For Barrick and Goldcorp

"The new measure averaged $941 an ounce between the two companies in the fourth quarter. That’s 50 percent higher than the $626 average so-called cash cost they disclosed in the preceding three months."

"The average cash cost of 10 of the biggest gold miners was $694 an ounce in the third quarter, 49 percent higher than in the same period two years earlier, according to data compiled by Bloomberg. The average gold price rose 35 percent in the same comparison."

http://www.bloomberg.com/news/2013-02-27/gold-miners-come-clean-on-costs...

James_Cole's picture

"The average cash cost of 10 of the biggest gold miners was $694 an ounce in the third quarter, 49 percent higher than in the same period two years earlier, according to data compiled by Bloomberg. The average gold price rose 35 percent in the same comparison."

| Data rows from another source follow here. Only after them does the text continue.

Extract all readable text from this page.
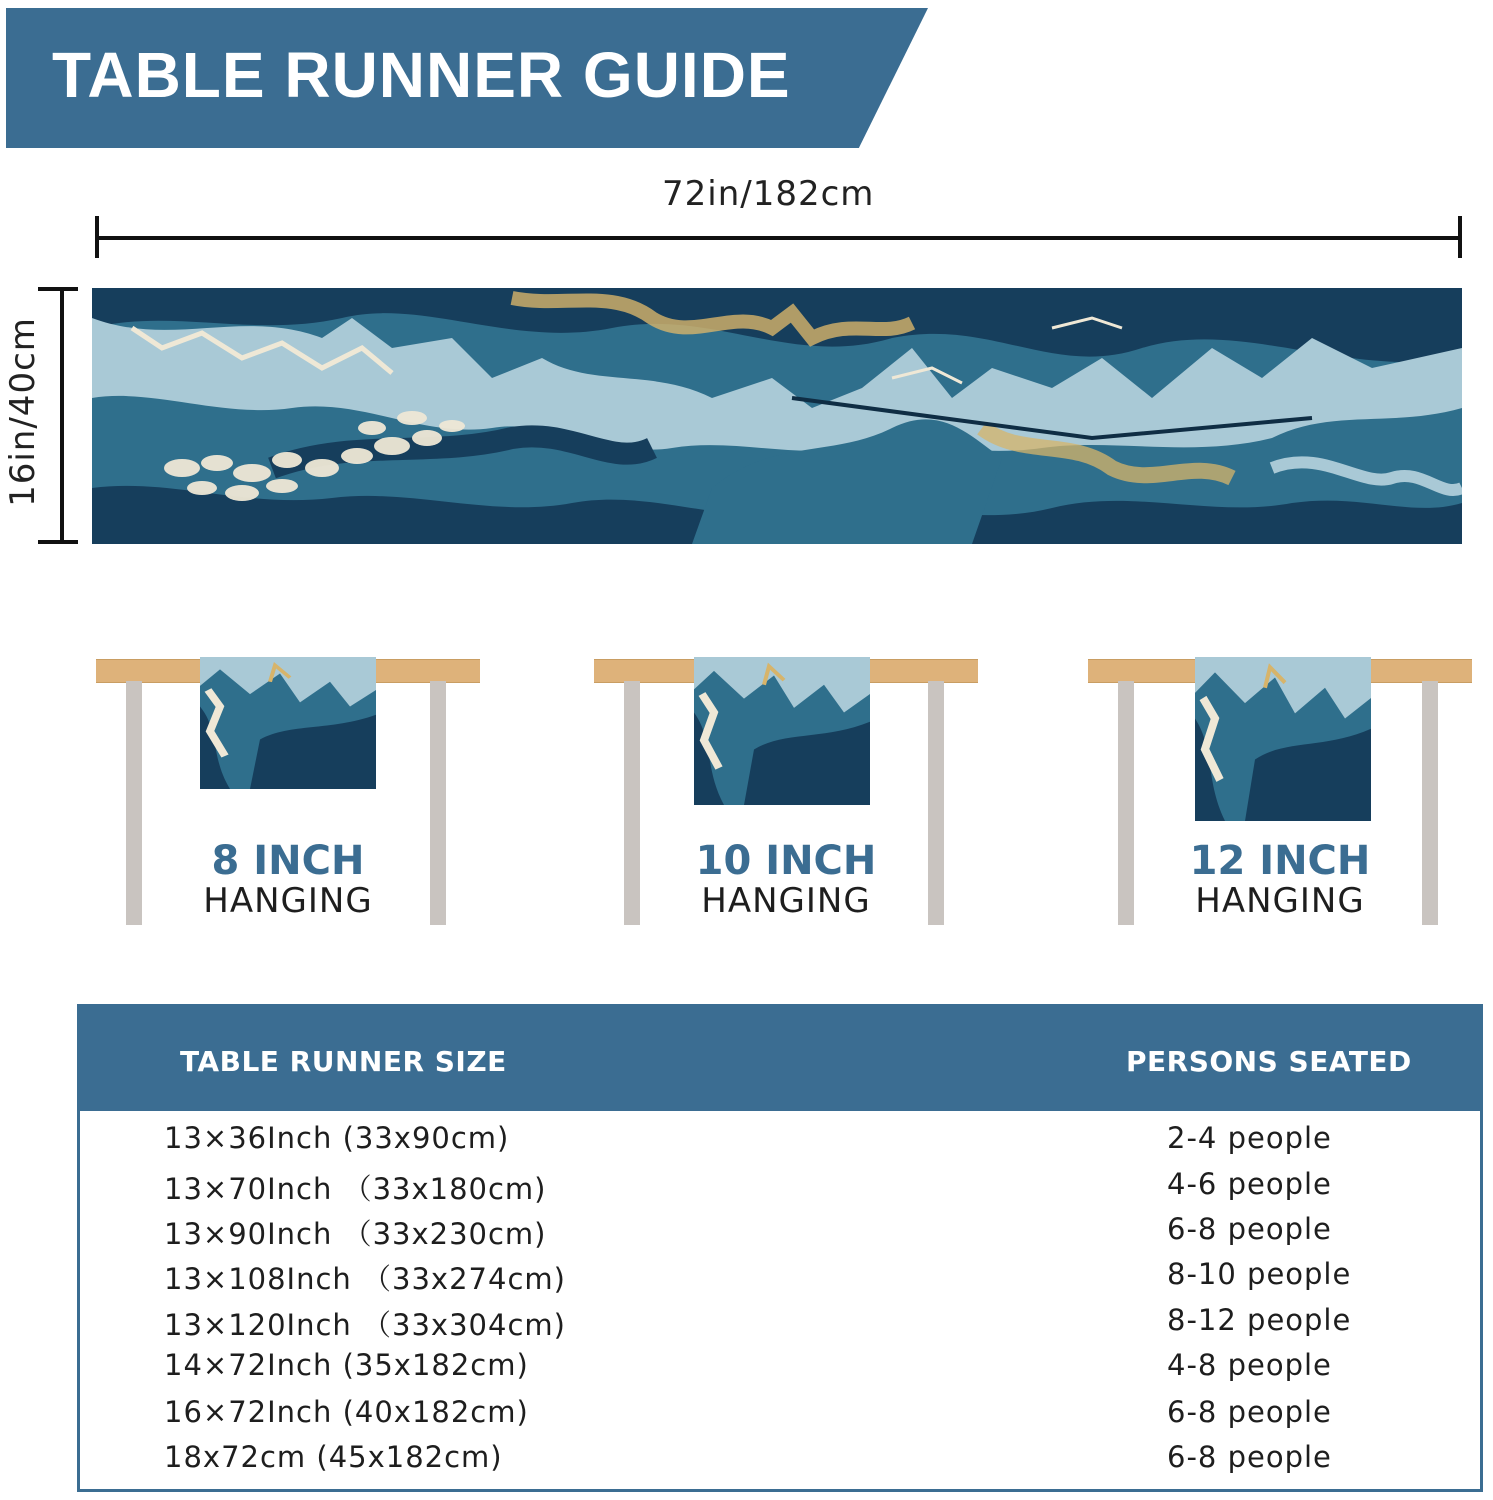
TABLE RUNNER GUIDE
72in/182cm
16in/40cm
8 INCH
HANGING
10 INCH
HANGING
12 INCH
HANGING
TABLE RUNNER SIZE	PERSONS SEATED
13×36Inch (33x90cm)	2-4 people
13×70Inch （33x180cm)	4-6 people
13×90Inch （33x230cm)	6-8 people
13×108Inch （33x274cm)	8-10 people
13×120Inch （33x304cm)	8-12 people
14×72Inch (35x182cm)	4-8 people
16×72Inch (40x182cm)	6-8 people
18x72cm (45x182cm)	6-8 people
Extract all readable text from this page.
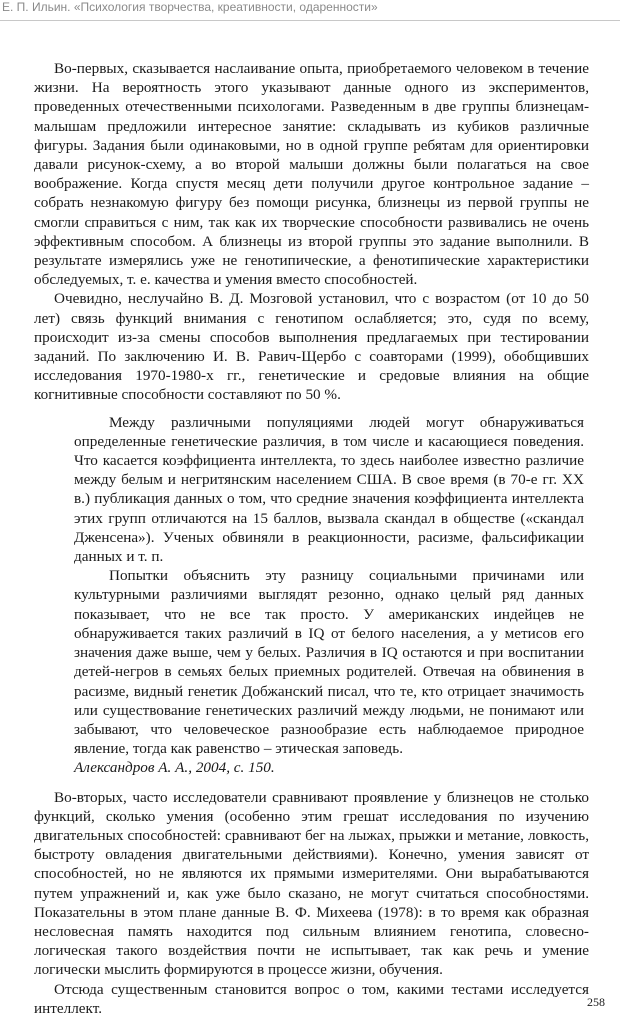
Е. П. Ильин. «Психология творчества, креативности, одаренности»

Во-первых, сказывается наслаивание опыта, приобретаемого человеком в течение жизни. На вероятность этого указывают данные одного из экспериментов, проведенных отечественными психологами. Разведенным в две группы близнецам-малышам предложили интересное занятие: складывать из кубиков различные фигуры. Задания были одинаковыми, но в одной группе ребятам для ориентировки давали рисунок-схему, а во второй малыши должны были полагаться на свое воображение. Когда спустя месяц дети получили другое контрольное задание – собрать незнакомую фигуру без помощи рисунка, близнецы из первой группы не смогли справиться с ним, так как их творческие способности развивались не очень эффективным способом. А близнецы из второй группы это задание выполнили. В результате измерялись уже не генотипические, а фенотипические характеристики обследуемых, т. е. качества и умения вместо способностей.

Очевидно, неслучайно В. Д. Мозговой установил, что с возрастом (от 10 до 50 лет) связь функций внимания с генотипом ослабляется; это, судя по всему, происходит из-за смены способов выполнения предлагаемых при тестировании заданий. По заключению И. В. Равич-Щербо с соавторами (1999), обобщивших исследования 1970-1980-х гг., генетические и средовые влияния на общие когнитивные способности составляют по 50 %.

Между различными популяциями людей могут обнаруживаться определенные генетические различия, в том числе и касающиеся поведения. Что касается коэффициента интеллекта, то здесь наиболее известно различие между белым и негритянским населением США. В свое время (в 70-е гг. XX в.) публикация данных о том, что средние значения коэффициента интеллекта этих групп отличаются на 15 баллов, вызвала скандал в обществе («скандал Дженсена»). Ученых обвиняли в реакционности, расизме, фальсификации данных и т. п.

Попытки объяснить эту разницу социальными причинами или культурными различиями выглядят резонно, однако целый ряд данных показывает, что не все так просто. У американских индейцев не обнаруживается таких различий в IQ от белого населения, а у метисов его значения даже выше, чем у белых. Различия в IQ остаются и при воспитании детей-негров в семьях белых приемных родителей. Отвечая на обвинения в расизме, видный генетик Добжанский писал, что те, кто отрицает значимость или существование генетических различий между людьми, не понимают или забывают, что человеческое разнообразие есть наблюдаемое природное явление, тогда как равенство – этическая заповедь.

Александров А. А., 2004, с. 150.

Во-вторых, часто исследователи сравнивают проявление у близнецов не столько функций, сколько умения (особенно этим грешат исследования по изучению двигательных способностей: сравнивают бег на лыжах, прыжки и метание, ловкость, быстроту овладения двигательными действиями). Конечно, умения зависят от способностей, но не являются их прямыми измерителями. Они вырабатываются путем упражнений и, как уже было сказано, не могут считаться способностями. Показательны в этом плане данные В. Ф. Михеева (1978): в то время как образная несловесная память находится под сильным влиянием генотипа, словесно-логическая такого воздействия почти не испытывает, так как речь и умение логически мыслить формируются в процессе жизни, обучения.

Отсюда существенным становится вопрос о том, какими тестами исследуется интеллект.	258
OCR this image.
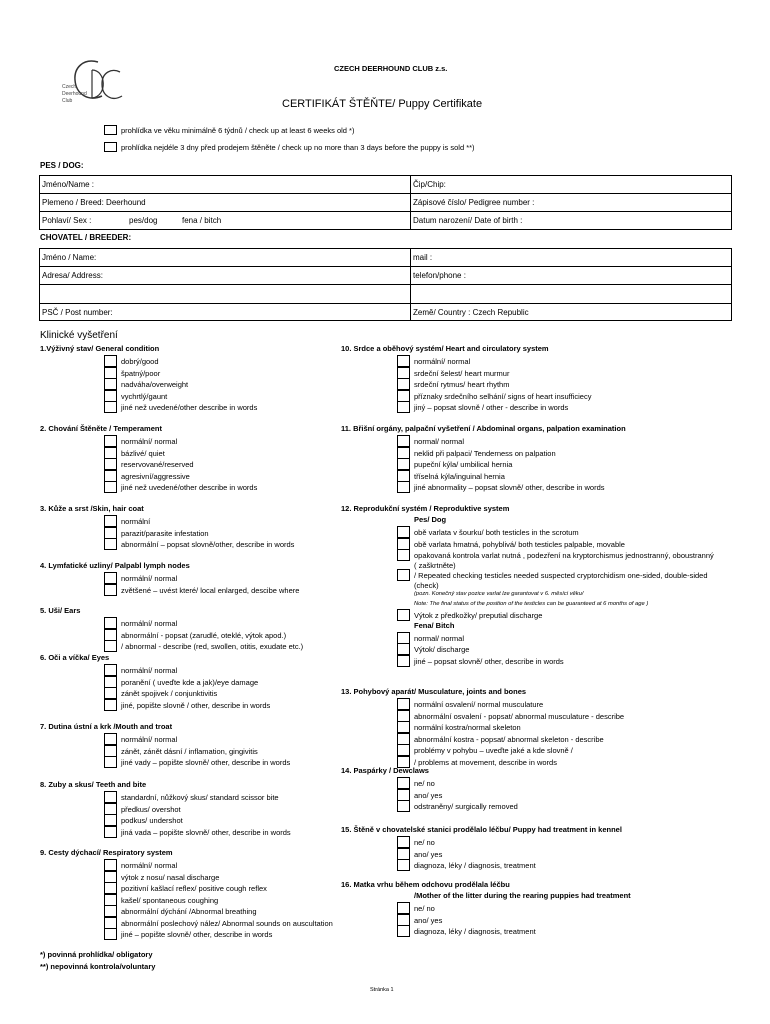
Czech
Deerhound
Club
CZECH DEERHOUND CLUB z.s.
CERTIFIKÁT ŠTĚŇTE/ Puppy Certifikate
prohlídka ve věku minimálně 6 týdnů / check up at least 6 weeks old *)
prohlídka nejdéle 3 dny před prodejem štěněte / check up no more than 3 days before the puppy is sold **)
PES / DOG:
Jméno/Name :	Čip/Chip:
Plemeno / Breed: Deerhound	Zápisové číslo/ Pedigree number :
Pohlaví/ Sex :	pes/dog	fena / bitch	Datum narození/ Date of birth :
CHOVATEL / BREEDER:
Jméno / Name:	mail :
Adresa/ Address:	telefon/phone :
PSČ / Post number:	Země/ Country : Czech Republic
Klinické vyšetření
1.Výživný stav/ General condition
dobrý/good
špatný/poor
nadváha/overweight
vychrtlý/gaunt
jiné než uvedené/other describe in words
2. Chování Štěněte / Temperament
normální/ normal
bázlivé/ quiet
reservované/reserved
agresivní/aggressive
jiné než uvedené/other describe in words
3. Kůže a srst /Skin, hair coat
normální
parazit/parasite infestation
abnormální – popsat slovně/other, describe in words
4. Lymfatické uzliny/ Palpabl lymph nodes
normální/ normal
zvětšené – uvést které/ local enlarged, descibe where
5. Uši/ Ears
normální/ normal
abnormální - popsat (zarudlé, oteklé, výtok apod.)
/ abnormal - describe (red, swollen, otitis, exudate etc.)
6. Oči a víčka/ Eyes
normální/ normal
poranění ( uveďte kde a jak)/eye damage
zánět spojivek / conjunktivitis
jiné, popište slovně / other, describe in words
7. Dutina ústní a krk /Mouth and troat
normální/ normal
zánět, zánět dásní / inflamation, gingivitis
jiné vady – popište slovně/ other, describe in words
8. Zuby a skus/ Teeth and bite
standardní, nůžkový skus/ standard scissor bite
předkus/ overshot
podkus/ undershot
jiná vada – popište slovně/ other, describe in words
9. Cesty dýchací/ Respiratory system
normální/ normal
výtok z nosu/ nasal discharge
pozitivní kašlací reflex/ positive cough reflex
kašel/ spontaneous coughing
abnormální dýchání /Abnormal breathing
abnormální poslechový nález/ Abnormal sounds on auscultation
jiné – popište slovně/ other, describe in words
10. Srdce a oběhový systém/ Heart and circulatory system
normální/ normal
srdeční šelest/ heart murmur
srdeční rytmus/ heart rhythm
příznaky srdečního selhání/ signs of heart insufficiecy
jiný – popsat slovně / other - describe in words
11. Břišní orgány, palpační vyšetření / Abdominal organs, palpation examination
normal/ normal
neklid při palpaci/ Tenderness on palpation
pupeční kýla/ umbilical hernia
tříselná kýla/inguinal hernia
jiné abnormality – popsat slovně/ other, describe in words
12. Reprodukční systém / Reproduktive system
Pes/ Dog
obě varlata v šourku/ both testicles in the scrotum
obě varlata hmatná, pohyblivá/ both testicles palpable, movable
opakovaná kontrola varlat nutná , podezření na kryptorchismus jednostranný, oboustranný ( zaškrtněte)
/ Repeated checking testicles needed suspected cryptorchidism one-sided, double-sided (check)
(pozn. Konečný stav pozice varlat lze garantovat v 6. měsíci věku/
Note: The final status of the position of the testicles can be guaranteed at 6 months of age )
Výtok z předkožky/ preputial discharge
Fena/ Bitch
normal/ normal
Výtok/ discharge
jiné – popsat slovně/ other, describe in words
13. Pohybový aparát/ Musculature, joints and bones
normální osvalení/ normal musculature
abnormální osvalení - popsat/ abnormal musculature - describe
normální kostra/normal skeleton
abnormální kostra - popsat/ abnormal skeleton - describe
problémy v pohybu – uveďte jaké a kde slovně /
/ problems at movement, describe in words
14. Paspárky / Dewclaws
ne/ no
ano/ yes
odstraněny/ surgically removed
15. Štěně v chovatelské stanici prodělalo léčbu/ Puppy had treatment in kennel
ne/ no
ano/ yes
diagnoza, léky / diagnosis, treatment
16. Matka vrhu během odchovu prodělala léčbu
/Mother of the litter during the rearing puppies had treatment
ne/ no
ano/ yes
diagnoza, léky / diagnosis, treatment
*) povinná prohlídka/ obligatory
**) nepovinná kontrola/voluntary
Stránka 1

This is because they are mining lower grade deposits, as the price of gold goes up projects which were unthinkable a decade ago have been finally coming online.

If you look at projects 5 years out, the only ones that have any level of interest are the ones with cash costs of ~$500 and proper infrastructure ready to go.

Bay of Pigs's picture

Quit talking out of your ass. Production costs have been skyrocketing across the board for the miners.